D'ALEMBERT'S DREAM
Artistic Director
Phoebe von Held
Based on
Denis Diderot's D'Alembert's Dream
Translation
Caroline Warman and Phoebe von Held
Adaptation
Phoebe von Held
Animation
Juan Fontanive
Camera
Justin Badger, Rami Dvir
Editing
Farrah Drabu
Cast
Candida Benson: Mlle de Lespinasse; Scientists from the National Institute of Medical Research, London
Science/Art Coordinator
Simon Gould
Venue
'State of Mind' Exhibition, LSE, London, curated by Simon Gould and Ruth McLennan, 2005
Supported by
The Wellcome Trust
As D'Alembert, one of the most important mathematicians of the eighteenth-century, falls asleep, he is haunted by disturbing nightmares. His good friend, the Salonniere Mlle de Lespinasse finds him talking in his sleep and decides to note down D'Alembert's bizarre ideas. The mathematician's surreal hallucinations reveal the vision of a universe created by matter alone, without any intervention of god. In this cosmos, the line between inanimate and live matter is blurred. Soul and self are as material as stone. Everything is in movement and flux. Species continually evolve into new shapes. Identities between human and animal, female and male, one species and another are fluid. Synthesising the new scientific insights of his day in the fictional form of a dream, Diderot's discourse on materialist philosophy is as much prophetic vision of today's scientific knowledge as it is nightmare, foreshadowing the ethical dilemmas bound up with biotechnological progress.
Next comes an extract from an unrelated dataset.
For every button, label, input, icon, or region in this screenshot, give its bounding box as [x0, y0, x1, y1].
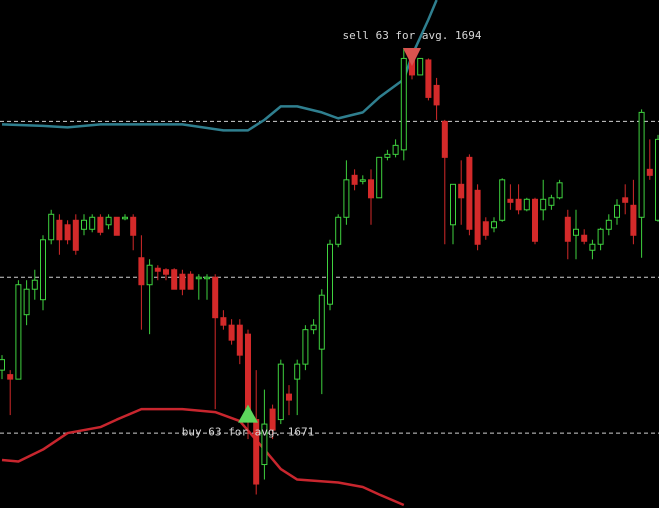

The adaptation concept relates passages from Diderot's original dialogue to responses from scientists working in the biomedical sciences. Whilst Diderot's eigtheenth-century 'science fiction' looks forward into the future through speculative ingenuity, today's scientists look back at their own history recognising that what once seemed fiction has now found reality in their work. Elaborating the fictional from the real, the film fuses different animation techniques with science documentary formats.